Le vétérinaire et la douleur animale
Samedi 20 Novembre 2021 Lecture 42357Professeur Guy Simonnet
Co-auteur du livre :" L'homme douloureux de Guy Simonnet, Bernard Laurent et David Le Breton - Editions Odile Jacob 2019
Bien que la douleur soit très souvent associée initialement à une lésion (nociception), la sensation douloureuse est toujours un reflet complexe, parfois surprenant et déroutant, de l'histoire de vie d'un individu.
La douleur n'est pas le simple reflet d'une lésion. C'est bien ce qu'indique l'IASP* qui définit la douleur comme « Une expérience sensorielle et émotionnelle désagréable associée ou ressemblant à celle associée à une lésion tissulaire réelle ou potentielle ». C'est donc bien, aussi, tout l'individu, homme ou animal, qui exprime la douleur.
Daniel Le Bars, vétérinaire et directeur de recherche au CNRS**, nous a rappelle justement que : « la douleur ne s'élabore pas au sein d'un cerveau amnésique mais d'un système nerveux central imprégné par son passé, qu'il soit récent ou plus lointain. La mémoire de ce passé concerne l'individu dans son ensemble ainsi que ses relations avec le monde extérieur, mais c'est la mémoire du corps qui constitue le socle sur lequel se bâtit la douleur présente ».
La prise en charge de la douleur ne se limite plus aujourd'hui à la « simple » réduction de celle-ci telle qu'elle se présente factuellement dans le cabinet du vétérinaire. Elle doit désormais également s'assurer que cette douleur « aiguë » ne se transforme pas en douleur chronique, en particulier quand elle est d'origine chirurgicale. C'est donc à un double défi que le vétérinaire se doit de répondre dans sa pratique quotidienne.
Face à l'animal, surtout s'il est « animal de compagnie », le vétérinaire ne doit pas oublier que le soin ne peut se comprendre sans regarder celui qui vit avec l'individu qui souffre. La médecine, qu'elle soit vétérinaire ou humaine, est également affaire de « groupe social » et le couple Homme-Animal en est particulier, à chaque fois original et souvent très riche de ses échanges. On ne peut guérir une douleur chez l'animal sans tenir compte de cette relation parfois étonnante, qu'elle soit positive ou négative. La « contagion émotionnelle de la douleur » entraîne les partenaires de ce couple dans la vulnérabilité, chemin du pathologique, qu'il s'agisse de l'homme ou de l'animal.
Au-delà du médicament que l'on donne à l'animal qui a mal, l'efficacité de tout traitement pourra être amplifiée ou diminuée au regard de ce compagnonnage homme-animal. La médecine relève toujours d'un contrat social que l'on ne saurait oublier lors de l'accueil que le vétérinaire fait à ce couple : l'animal n'est jamais seul en scène.
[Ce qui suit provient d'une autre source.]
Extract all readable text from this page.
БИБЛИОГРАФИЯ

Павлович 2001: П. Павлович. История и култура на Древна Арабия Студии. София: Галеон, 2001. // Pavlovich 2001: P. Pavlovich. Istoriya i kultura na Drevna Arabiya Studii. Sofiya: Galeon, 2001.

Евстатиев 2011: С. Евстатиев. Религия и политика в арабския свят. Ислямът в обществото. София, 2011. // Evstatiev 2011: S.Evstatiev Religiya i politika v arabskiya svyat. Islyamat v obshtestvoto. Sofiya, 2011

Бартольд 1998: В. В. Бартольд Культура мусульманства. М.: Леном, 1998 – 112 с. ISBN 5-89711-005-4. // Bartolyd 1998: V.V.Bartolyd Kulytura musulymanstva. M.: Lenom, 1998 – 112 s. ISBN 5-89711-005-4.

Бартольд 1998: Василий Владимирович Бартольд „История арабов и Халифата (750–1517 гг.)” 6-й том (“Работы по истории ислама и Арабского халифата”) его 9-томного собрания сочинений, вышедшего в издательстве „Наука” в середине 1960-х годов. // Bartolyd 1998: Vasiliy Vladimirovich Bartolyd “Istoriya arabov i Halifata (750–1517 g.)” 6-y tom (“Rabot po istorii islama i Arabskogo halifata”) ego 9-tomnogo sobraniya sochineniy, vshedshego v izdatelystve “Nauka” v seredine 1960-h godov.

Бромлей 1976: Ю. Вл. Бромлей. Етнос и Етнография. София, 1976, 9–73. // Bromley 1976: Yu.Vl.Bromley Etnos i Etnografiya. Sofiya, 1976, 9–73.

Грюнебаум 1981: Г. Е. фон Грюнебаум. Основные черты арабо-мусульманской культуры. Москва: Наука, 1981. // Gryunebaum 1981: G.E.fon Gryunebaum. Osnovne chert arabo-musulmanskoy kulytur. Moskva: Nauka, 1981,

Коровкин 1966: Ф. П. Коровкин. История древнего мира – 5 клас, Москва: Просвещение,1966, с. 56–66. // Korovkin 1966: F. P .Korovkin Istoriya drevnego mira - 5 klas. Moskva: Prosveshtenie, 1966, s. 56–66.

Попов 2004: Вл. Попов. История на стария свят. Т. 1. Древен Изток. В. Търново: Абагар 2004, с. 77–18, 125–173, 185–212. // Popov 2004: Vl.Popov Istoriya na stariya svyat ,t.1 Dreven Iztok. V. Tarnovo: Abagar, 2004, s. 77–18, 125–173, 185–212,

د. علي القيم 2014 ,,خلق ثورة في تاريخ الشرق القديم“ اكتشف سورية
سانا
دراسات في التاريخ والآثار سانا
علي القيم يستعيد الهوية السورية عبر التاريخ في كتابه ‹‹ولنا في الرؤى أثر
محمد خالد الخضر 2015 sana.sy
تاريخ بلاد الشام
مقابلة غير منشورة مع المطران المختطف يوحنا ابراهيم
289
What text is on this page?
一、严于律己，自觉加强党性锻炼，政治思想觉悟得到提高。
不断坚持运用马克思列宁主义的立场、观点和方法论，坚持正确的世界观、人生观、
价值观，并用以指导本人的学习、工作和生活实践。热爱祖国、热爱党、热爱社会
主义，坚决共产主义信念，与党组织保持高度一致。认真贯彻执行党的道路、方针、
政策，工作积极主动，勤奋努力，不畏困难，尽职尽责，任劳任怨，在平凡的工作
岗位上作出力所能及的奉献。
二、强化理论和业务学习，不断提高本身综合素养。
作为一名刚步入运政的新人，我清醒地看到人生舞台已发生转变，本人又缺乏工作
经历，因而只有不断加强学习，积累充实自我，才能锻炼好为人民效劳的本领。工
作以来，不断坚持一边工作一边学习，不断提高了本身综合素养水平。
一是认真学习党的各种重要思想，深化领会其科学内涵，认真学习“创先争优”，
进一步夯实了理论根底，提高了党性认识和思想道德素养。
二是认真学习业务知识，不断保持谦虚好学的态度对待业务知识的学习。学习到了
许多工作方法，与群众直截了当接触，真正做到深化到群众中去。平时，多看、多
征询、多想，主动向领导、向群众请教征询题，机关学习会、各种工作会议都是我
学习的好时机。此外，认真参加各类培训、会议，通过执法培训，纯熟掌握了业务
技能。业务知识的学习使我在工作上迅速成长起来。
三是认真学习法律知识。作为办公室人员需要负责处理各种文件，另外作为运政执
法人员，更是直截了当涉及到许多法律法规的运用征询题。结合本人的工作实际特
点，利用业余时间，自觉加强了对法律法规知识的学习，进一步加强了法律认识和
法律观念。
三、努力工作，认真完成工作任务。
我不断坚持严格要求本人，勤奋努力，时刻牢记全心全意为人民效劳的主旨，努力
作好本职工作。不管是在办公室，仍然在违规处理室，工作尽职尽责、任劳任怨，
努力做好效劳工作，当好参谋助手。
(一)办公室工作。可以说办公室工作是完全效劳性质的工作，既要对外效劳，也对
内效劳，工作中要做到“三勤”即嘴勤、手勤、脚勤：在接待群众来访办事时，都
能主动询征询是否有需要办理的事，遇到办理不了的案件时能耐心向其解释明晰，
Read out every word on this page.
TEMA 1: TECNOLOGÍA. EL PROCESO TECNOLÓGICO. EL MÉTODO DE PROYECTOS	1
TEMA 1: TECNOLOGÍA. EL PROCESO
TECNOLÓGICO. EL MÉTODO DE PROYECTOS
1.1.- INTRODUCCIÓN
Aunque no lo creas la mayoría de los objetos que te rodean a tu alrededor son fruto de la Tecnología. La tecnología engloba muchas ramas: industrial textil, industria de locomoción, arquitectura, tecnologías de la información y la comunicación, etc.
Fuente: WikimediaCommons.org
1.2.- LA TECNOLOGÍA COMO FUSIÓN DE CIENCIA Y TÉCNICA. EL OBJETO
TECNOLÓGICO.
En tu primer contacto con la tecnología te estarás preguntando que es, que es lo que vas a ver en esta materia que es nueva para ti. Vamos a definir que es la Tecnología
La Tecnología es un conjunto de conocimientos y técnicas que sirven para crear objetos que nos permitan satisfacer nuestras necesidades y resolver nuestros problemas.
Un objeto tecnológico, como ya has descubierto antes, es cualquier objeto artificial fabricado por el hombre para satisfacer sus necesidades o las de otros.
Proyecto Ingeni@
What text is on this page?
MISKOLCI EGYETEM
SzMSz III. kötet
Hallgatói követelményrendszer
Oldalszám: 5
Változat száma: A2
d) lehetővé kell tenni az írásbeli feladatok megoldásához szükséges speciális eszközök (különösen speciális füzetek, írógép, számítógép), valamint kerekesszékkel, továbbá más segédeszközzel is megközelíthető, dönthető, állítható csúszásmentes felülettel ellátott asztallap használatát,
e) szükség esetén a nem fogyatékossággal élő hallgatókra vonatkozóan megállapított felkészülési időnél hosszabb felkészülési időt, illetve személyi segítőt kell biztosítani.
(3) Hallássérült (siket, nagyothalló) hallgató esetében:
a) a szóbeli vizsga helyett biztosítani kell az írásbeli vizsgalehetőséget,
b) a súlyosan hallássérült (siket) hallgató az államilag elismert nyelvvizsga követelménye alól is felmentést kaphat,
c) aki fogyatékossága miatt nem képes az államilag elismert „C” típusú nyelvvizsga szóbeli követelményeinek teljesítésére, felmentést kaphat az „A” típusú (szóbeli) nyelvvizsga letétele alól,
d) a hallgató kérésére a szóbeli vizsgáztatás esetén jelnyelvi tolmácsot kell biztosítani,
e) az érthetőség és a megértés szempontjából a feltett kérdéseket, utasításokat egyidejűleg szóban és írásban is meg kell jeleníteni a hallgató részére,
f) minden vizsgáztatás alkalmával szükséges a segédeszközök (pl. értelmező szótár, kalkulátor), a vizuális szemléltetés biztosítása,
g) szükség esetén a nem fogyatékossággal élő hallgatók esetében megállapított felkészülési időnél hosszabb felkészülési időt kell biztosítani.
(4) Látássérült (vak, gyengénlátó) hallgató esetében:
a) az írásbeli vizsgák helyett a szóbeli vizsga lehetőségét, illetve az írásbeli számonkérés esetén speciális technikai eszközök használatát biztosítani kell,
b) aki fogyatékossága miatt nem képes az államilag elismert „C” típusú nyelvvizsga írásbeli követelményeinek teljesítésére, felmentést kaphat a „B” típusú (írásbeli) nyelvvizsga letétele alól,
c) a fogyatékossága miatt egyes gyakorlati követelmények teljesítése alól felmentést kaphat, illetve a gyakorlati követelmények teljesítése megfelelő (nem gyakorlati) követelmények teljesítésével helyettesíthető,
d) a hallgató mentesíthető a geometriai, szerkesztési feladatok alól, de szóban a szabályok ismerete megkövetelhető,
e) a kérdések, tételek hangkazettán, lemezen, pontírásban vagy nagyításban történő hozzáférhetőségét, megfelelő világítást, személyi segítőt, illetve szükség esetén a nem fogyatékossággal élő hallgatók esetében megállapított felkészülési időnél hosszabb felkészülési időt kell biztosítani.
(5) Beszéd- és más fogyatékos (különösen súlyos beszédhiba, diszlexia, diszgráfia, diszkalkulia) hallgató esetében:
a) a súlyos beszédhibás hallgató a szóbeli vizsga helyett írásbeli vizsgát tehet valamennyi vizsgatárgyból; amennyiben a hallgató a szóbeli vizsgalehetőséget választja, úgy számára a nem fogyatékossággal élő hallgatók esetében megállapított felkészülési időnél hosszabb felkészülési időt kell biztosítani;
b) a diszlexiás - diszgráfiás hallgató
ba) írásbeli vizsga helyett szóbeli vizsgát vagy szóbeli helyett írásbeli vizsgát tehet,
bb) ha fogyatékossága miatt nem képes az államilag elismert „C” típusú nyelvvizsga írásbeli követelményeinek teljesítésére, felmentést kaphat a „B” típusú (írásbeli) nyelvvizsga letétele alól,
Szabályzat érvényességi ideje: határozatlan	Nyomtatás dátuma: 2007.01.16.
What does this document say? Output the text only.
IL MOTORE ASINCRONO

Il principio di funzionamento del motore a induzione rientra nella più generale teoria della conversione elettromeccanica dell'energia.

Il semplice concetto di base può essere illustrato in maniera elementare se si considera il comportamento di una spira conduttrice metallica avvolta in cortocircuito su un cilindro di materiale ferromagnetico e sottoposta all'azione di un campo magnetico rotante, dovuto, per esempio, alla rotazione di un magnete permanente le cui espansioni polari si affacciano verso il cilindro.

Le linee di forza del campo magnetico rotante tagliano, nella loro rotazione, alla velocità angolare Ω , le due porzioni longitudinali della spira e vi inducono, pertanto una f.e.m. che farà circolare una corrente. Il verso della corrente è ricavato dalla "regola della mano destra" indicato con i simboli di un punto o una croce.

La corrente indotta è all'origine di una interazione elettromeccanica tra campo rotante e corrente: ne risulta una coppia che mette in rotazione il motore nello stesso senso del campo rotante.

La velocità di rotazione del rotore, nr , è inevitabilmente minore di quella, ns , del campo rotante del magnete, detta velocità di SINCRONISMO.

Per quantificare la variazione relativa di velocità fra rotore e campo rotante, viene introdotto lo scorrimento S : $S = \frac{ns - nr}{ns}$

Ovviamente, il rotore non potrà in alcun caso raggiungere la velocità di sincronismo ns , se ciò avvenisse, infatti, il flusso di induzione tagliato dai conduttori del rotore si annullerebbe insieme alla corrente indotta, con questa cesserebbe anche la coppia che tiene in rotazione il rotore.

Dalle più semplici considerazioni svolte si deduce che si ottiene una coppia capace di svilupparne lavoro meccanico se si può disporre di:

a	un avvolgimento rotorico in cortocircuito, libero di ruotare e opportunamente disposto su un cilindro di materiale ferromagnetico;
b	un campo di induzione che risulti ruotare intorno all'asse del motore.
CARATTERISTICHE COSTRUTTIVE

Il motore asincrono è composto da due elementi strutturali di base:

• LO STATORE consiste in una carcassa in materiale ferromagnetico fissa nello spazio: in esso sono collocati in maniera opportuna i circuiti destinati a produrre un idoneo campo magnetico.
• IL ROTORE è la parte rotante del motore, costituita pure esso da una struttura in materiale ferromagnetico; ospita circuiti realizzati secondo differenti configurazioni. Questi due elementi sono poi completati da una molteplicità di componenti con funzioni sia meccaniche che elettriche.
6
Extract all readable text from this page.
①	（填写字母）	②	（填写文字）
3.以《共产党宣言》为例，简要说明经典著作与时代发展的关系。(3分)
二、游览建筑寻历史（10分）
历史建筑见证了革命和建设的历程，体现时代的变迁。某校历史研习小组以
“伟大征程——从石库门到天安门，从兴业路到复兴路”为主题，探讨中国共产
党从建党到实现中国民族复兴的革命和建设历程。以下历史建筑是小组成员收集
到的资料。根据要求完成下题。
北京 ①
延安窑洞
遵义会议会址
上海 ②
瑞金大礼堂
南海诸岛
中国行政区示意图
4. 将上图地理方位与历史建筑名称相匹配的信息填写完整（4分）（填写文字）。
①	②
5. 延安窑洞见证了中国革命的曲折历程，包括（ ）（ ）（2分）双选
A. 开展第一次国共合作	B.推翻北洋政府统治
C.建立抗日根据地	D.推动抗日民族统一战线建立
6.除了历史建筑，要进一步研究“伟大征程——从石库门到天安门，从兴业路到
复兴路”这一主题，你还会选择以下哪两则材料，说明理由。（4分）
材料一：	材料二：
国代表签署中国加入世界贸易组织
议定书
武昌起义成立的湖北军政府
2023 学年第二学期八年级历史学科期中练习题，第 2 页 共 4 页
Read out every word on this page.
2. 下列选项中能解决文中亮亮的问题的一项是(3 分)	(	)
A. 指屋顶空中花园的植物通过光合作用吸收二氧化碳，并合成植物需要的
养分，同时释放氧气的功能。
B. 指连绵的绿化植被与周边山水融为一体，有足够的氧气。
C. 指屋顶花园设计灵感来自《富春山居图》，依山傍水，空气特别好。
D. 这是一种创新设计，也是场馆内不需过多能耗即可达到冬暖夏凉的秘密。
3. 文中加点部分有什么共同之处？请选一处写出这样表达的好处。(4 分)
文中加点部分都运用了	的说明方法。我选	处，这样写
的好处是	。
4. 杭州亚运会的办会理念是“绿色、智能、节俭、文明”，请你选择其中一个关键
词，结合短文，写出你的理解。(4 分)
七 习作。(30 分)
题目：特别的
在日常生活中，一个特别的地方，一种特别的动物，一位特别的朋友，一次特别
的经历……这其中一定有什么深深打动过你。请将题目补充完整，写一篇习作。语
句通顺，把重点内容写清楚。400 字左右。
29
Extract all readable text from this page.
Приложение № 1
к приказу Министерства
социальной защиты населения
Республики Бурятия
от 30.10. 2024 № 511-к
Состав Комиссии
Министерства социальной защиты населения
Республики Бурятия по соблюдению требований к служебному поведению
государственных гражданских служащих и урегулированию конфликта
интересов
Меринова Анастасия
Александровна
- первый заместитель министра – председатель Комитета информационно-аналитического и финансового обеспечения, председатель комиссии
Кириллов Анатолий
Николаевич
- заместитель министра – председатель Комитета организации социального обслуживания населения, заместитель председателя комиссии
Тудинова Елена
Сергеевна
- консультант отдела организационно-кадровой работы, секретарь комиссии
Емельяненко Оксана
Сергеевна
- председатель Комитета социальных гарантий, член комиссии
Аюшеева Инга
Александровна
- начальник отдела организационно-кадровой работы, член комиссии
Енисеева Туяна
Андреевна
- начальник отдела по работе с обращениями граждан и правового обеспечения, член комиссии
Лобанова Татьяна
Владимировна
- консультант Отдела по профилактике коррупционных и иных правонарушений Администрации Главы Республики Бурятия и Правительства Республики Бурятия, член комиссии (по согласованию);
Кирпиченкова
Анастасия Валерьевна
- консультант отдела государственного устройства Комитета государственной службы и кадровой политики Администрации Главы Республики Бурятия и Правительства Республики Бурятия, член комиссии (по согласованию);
Dans son « Utopie », Michael Balint (1996) définit ainsi, le médecin dans son exercice : « Notre omnipraticien aura appris que les « maladies cliniques » soigneusement étudiées et classées par la médecine hospitalière ne sont que des épisodes, bien que souvent intensément dramatiques ou même tragiques, dans une longue histoire. Il sait ainsi que chacun de ces épisodes ne représente qu'une des plusieurs « maladies » qu'un patient « offre ou propose » à son médecin. La manière dont le médecin « répond » à ces « offres » a pour conséquence d'orienter l'avenir du patient. L'importance de cette orientation dépasse largement l'éventuelle négligence d'un organique, cet épouvantail effrayant que notre système actuel de formation a si bien réussi à implanter dans l'esprit de tout médecin ».
La médecine vétérinaire, non pas de la douleur, mais de « l'animal douloureux », doit prendre cette réalité en compte sans s'en inquiéter en excès. Toute douleur s'inscrit dans une histoire personnelle, celle de l'individu et de son groupe social. Cette exigence qu'appelle Michael Balint de ses voeux, reste un défi de nos médecines dites modernes, en particulier dans le champ des douleurs qui restent depuis toujours - à travers la plainte - la ligne la plus avancée du langage du « souffrant », animal ou homme. CAPdouleur est un lieu de connaissances (scientifiques) et d'échanges qui devrait nous permettre de mieux poser cette démarche humaniste. Il importe de soigner l'individu en souffrance et non seulement un corps ou une fonction malade.
***Guy Simonnet est Professeur (émérite) des Universités à la Faculté de médecine de Bordeaux, ancien praticien hospitalier et responsable de l'unité UMR CNRS 5287. Ses travaux de recherche ont porté sur les processus de sensibilisation à la douleur, l'hyperalgésie induite par les opioïdes et les mécanismes de la « contagion émotionnelle de la douleur » entre un individu sain et un individu douloureux.